Manufacturing plastic parts from clear material is a common request for manifolds and machined components. Clear parts allow a user to monitor the internal activity of a process. Many amorphous materials in their raw state are clear. However, after machining they become translucent to opaque depending on tool wear and cutting efficiency. To return the machined part to clear, a secondary polishing operation is often required. Specifying the proper clarity to match the application can be a challenge. Controlled Fluidics has defined 4 levels of clarity to aid the design effort.
Grade 1 – As machined: This finish is the standard machined plastic finish. Surface roughness is better than 32 microinch (.8 microns). Surfaces range from translucent to opaque depending on the feature geometry and cutting conditions. This is appropriate for non-visual applications.

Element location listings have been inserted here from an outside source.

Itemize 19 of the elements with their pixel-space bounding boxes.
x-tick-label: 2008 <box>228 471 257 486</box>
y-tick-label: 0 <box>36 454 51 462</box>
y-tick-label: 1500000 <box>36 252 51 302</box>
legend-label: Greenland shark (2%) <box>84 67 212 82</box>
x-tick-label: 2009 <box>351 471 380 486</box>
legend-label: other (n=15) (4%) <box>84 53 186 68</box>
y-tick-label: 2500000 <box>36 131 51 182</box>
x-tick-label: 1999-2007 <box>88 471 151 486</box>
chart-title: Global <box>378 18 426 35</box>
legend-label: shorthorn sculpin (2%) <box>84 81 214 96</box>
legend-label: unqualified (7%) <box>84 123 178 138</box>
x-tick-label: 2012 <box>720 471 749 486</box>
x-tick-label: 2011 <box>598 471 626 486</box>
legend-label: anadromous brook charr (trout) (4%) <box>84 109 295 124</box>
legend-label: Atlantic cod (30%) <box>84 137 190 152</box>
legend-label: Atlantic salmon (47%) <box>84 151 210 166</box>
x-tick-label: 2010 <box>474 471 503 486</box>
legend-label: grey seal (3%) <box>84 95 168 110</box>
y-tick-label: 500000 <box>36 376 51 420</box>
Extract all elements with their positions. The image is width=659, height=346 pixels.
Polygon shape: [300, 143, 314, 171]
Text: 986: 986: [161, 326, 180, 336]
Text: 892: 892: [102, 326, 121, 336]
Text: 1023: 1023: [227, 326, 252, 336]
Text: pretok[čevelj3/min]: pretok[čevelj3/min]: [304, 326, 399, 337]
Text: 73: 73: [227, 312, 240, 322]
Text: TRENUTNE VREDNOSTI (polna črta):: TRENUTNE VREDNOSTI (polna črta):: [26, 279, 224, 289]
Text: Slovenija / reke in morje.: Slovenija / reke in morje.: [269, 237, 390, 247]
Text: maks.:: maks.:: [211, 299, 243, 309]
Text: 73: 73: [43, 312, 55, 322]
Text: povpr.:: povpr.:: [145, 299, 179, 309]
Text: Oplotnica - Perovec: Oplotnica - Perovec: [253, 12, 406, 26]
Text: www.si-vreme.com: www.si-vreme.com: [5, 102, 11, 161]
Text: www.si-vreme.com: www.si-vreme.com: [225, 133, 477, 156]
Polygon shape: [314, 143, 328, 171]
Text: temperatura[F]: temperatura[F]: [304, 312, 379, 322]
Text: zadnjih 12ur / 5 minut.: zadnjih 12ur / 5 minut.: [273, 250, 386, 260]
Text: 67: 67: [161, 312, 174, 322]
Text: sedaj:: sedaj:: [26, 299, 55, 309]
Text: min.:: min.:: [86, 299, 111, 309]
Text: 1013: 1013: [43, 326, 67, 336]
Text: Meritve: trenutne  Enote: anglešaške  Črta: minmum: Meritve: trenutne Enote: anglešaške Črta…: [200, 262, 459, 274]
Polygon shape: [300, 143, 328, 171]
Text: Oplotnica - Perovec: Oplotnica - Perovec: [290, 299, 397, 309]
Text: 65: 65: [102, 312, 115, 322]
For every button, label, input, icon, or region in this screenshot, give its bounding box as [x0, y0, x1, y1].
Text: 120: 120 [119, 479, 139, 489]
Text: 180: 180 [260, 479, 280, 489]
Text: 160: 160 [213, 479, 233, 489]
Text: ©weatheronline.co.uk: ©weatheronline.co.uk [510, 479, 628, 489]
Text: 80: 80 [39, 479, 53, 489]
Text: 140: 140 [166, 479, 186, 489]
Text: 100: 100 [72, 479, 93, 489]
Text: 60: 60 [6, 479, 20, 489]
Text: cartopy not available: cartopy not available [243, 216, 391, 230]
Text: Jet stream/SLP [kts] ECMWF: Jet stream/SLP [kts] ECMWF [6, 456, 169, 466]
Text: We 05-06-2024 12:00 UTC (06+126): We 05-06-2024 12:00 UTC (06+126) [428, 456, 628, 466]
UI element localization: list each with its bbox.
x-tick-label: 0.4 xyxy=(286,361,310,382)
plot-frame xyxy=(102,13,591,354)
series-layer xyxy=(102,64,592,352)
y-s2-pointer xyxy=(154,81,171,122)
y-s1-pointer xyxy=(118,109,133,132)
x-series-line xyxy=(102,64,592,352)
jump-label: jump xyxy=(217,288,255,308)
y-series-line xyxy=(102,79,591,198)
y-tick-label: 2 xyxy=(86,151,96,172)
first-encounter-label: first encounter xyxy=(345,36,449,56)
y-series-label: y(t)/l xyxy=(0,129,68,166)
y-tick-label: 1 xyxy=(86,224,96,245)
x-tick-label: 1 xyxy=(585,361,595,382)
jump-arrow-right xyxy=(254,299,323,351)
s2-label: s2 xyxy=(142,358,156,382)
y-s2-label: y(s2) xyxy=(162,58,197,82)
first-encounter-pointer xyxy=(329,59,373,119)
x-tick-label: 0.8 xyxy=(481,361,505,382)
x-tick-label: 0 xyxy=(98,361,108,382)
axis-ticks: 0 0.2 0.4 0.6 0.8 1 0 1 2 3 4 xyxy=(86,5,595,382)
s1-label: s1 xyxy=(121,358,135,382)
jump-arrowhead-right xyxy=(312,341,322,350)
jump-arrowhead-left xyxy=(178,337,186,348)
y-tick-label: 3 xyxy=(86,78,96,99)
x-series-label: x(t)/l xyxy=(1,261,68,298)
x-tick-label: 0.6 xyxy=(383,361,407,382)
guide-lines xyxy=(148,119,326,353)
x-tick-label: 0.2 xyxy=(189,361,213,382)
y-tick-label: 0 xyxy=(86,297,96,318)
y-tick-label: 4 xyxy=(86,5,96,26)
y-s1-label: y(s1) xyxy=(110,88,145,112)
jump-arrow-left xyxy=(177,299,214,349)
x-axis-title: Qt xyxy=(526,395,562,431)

Grade 2 - See through finish: This finish allows for activities like visual fluid flow and bubble detection. It is the most common request and meets a broad range of design requirements. Processes such as vapor polishing are appropriate for this clarity. Polishing the entire part is typical. Parts can vary in haze and clarity. Tool marks are present and do not affect functionality. Some scratches. This is the most cost-efficient method with limited quantitative measurements for quality.
Grade 3 - Optical window finish: This finish is appropriate for imaging thru the manifold or plastic part for detection sensors. To the
unaided eye, a Grade 3 finish looks similar to window glass. Tool marks are not readily apparent. Few scratches. To achieve this clarity, specifying a surface finish of less than 2 microinch Ra (.05 micron) is appropriate. This clarity is specified in a localized area beneath the optical sensor and not used for entire parts.
Grade 4 - Optical finish: This finish is a true optical finish specified in both surface finish and surface form. Surface finish for optics is measured with a white light interferometer and specified in angstroms. Surface form represents waviness of the surface and its adherence to the ideal profile. Form is also measured with an interferometer and specified in fringes. This level of clarity is appropriate for lenses and doesn’t find use in manifold applications.